La tecnica scelta è grafico-pittorica, convocante una gestualità scritturale che mette in rapporto segno e spazio con voce e atmosfera, apparire della materia evanescente del mito come memoria e come mistero insieme, tra l’umano e il divino, tra la sensorialità, l’apparizione e la sublimazione in iridescenze cromatiche
Il racconto è suggerito da un ritmo segnico che non definisce i corpi, movendosi secondo una libera sintassi compositiva che dilata le suggestioni in evocazioni surreali (con certi risentimenti di Matta) di colori/fumi che assumono plasticità avvolgente, in azzurri, verdi e violetti che esaltano la incorporeità del segno e la contiguità/continuità tra interno ed esterno, tra fisico e psichico, tra voce dell’oracolo e voci di dentro, tra interiorizzazione del reale ed esternazione del sentimento, dell’eros, dell’energia vitale e germinale.
I ritmi di percussioni e le modulazioni di flauti o di archetti, che accompagnano l’allestimento, confermano l’intenzione di Fossali di ritrovare e restituire un’emozione sinestetica, e per quanto più possibile panica, di movimento di energia nello spazio, come mondo che partecipa della realtà, della memoria, dell’immaginazione del desiderio, del sogno. La densità atmosferica prodotta dai colori diventa spazio assorbente la sensitività, reggendo anche all’analisi del dettaglio, aumentando anzi la sollecitazione all’espansione percettiva dell’occhio ravvicinato che legge i segni ricomponendo le figure e le voci come se subisse esso stesso gli effetti delle esalazioni di Gea, la Madre Terra.

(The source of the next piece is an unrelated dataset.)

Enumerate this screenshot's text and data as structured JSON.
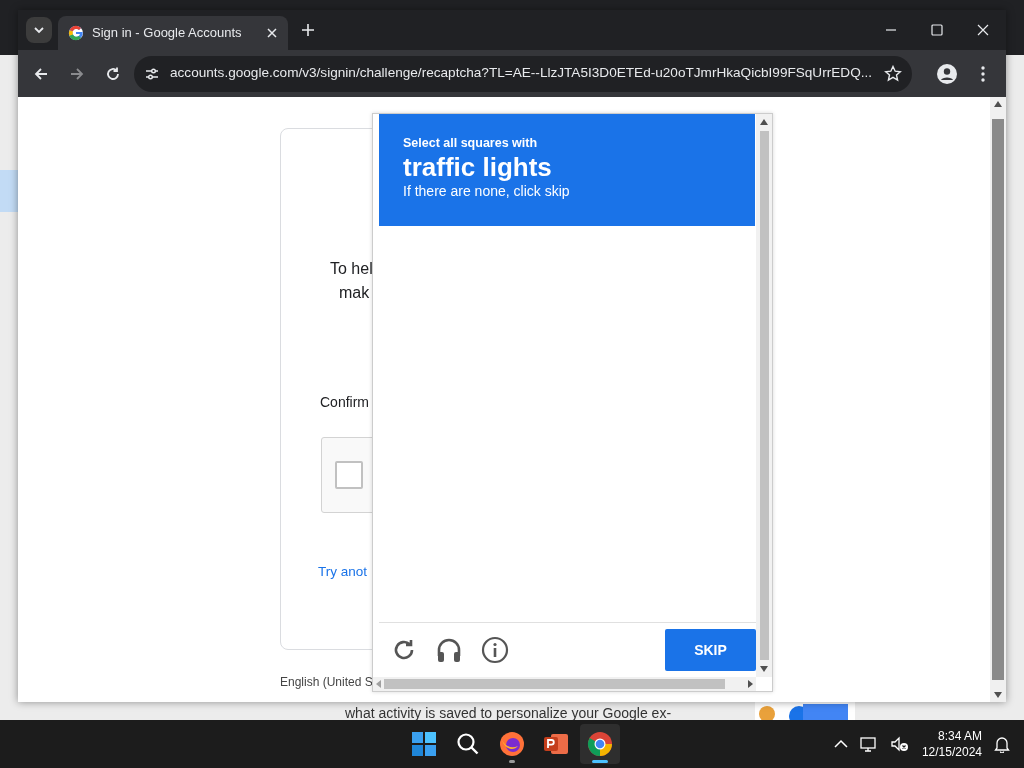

Evidentemente la Pizia è per Gino Fossali un pretesto per continuare la sua già lunga esperienza pittorica e, insieme, interpretativa della condizione dell’uomo, denunciando l’omogeneizzazione massmediale delle informazioni della cultura e dei comportamenti, ricercando con lo sguardo retrovisivo un momento di più alta comprensione e valorizzazione dell’umano, cioè di più alta ricchezza del mondo interiore e dei rapporti con la natura, proiettando nel segno e nel colore un desiderio di rinascita, di rinnovamento, di riaccensione dell’eros dionisiaco come riesplorazione, confidenza e riaffermazione del corpo, cioè della vita e, quel che più conta, della consapevolezza della vita e del suo” senso estetico”.